The Roots of Obligation
Social Unity and the Individual
(OK... back to our usual UnBlinking blend of sarcasm and patience.) Again, if this fellow is email@example.com, AltaVista tells us he appears in recent posts to the American Firearms Traders Board. You may find the mutual acronymity of AFTB and BATF mildly amusing.
At AFTB, AltaVista's index notwithstanding, we find no mention of our special Robert in the past year. But, wait... a search of the AFTB site (for either keyword 'hanssen' or 'orion') returns exactly one article, about a Colt AR-15. Specifically, a Colt AR-15 created prior to a federal ban on certain weapon capabilities:
Re: Pre-ban AR-15/Car-15 2KB 01/18/2001 13:45:33
Just one problem: the URL is no longer available--though it's only forty days old. Removed perhaps by the person who posted it? or by...? So, we make another search for this very topic (Pre-ban AR-15/Car-15).
Actually, eight postings were made on this thread! However, all those in Re: 00000051.htm are also missing from the site! Perhaps the FBI stopped over to visit AFTB with a warrant and a webmaster?
The AFTB home page tells us to "Visualize Freedom™" By the way, weapons discussed must be MADE IN THE U.S.A.--as pointed out three times on that one page! Its site parent, YankeeDog is helpful:
"Yes! We Ship Internationally "
How convenient for the GRU! YankeeDog lists other items which (depending upon your political persuasion) you either like to see, or fear seeing, adjacent to one another:
American Bowie Knifes | Blackpowder Beauties
and among those hot links, an equally interesting consortium including:
Shooting Tests | Firearms Trader Board | Optics & Accessories
United States Constitution | Patriot Chat Room | Hot Links
Firearms trading might predictably elicit a certain degree of controversy:
"TWO MEN ARE ARRESTED IN INTERNET GUN SCHEME"
and, as a helpful interested party points out:
"The webboard to which the news item alludes is the "American Firearms Traders Board", http://www.yankeedog.com/firearmstraders/_disc4/0000000a.htm The advertisement dates from April 1st, 1998.
AFTB were understandably displeased at the publicity, given that the troubling article may not have been entirely accurate. They conclude (as you may, by following the thread) that the original report missed some telling facts.

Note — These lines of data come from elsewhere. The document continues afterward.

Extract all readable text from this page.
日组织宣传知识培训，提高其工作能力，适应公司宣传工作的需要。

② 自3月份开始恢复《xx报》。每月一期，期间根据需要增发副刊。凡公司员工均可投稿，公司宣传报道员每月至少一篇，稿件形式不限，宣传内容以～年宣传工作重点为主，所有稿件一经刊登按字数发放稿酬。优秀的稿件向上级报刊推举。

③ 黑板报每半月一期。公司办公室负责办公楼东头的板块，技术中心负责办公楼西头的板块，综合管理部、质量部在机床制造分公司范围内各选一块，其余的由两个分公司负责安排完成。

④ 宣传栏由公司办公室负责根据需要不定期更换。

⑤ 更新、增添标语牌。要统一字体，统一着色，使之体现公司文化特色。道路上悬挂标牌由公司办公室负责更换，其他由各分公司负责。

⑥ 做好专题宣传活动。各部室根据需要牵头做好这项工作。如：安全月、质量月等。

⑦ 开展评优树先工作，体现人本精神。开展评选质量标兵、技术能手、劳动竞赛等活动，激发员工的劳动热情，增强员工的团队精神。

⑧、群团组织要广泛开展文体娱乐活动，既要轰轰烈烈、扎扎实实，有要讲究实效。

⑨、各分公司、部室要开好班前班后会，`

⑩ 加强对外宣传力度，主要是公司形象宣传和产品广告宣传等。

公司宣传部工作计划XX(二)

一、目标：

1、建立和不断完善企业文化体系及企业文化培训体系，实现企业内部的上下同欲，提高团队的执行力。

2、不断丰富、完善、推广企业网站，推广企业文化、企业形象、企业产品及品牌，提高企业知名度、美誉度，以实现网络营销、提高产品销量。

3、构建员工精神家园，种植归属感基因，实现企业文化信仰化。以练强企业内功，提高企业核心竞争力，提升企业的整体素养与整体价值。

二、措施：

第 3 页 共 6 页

However, wondering what lurks within the overall (it's huge, 616K) message archive we discover that there are many, many gun clubs, and that the FT Meade club needs members:
I have sent them a cc, although they were probably the first to know about this unhappy event..."
If you, or someone you know, is an active or retired military, DOD civilian, NSA or DIA employee, you are eligible to join the Fort Meade Rifle and Pistol Club. Dues are only $20 per year and we have 9 ranges from 50 to 600 yards. We have IPSC, Swiss Rifle, WWII, Cowboy, Class 3 and Counter Sniper shoots. If you meet the above criteria, please e mail me for details.

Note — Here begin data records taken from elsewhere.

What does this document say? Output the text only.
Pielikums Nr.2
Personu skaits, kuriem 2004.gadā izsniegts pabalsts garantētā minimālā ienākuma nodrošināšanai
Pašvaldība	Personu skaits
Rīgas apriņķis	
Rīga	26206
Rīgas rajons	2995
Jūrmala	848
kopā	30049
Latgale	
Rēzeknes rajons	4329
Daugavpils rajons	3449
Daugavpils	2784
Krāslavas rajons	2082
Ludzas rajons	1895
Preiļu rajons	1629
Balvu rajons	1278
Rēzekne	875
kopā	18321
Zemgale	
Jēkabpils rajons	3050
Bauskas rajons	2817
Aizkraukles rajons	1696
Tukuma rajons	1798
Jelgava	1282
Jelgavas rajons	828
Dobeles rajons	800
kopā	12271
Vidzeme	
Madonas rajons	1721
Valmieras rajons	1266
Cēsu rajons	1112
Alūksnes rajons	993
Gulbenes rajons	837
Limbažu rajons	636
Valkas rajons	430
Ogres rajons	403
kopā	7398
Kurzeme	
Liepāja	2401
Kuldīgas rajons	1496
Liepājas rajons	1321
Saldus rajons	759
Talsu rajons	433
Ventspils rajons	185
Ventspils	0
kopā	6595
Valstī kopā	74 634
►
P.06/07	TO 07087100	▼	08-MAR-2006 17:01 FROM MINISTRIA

It's interesting that 'No Such Agency' employees, among others, are welcomed--but not specifically FBI agents. Could that suggest that NSA gun owners knew better than to consort with FBI counterspies, or that NSA spies knew that FBI gun owners were counter-counterspies, or...
At this point I must conclude I have come full circle, UnBlinking from the top of the internet to the bottom, and back again.
Looks like the FBI has their work cut out for them.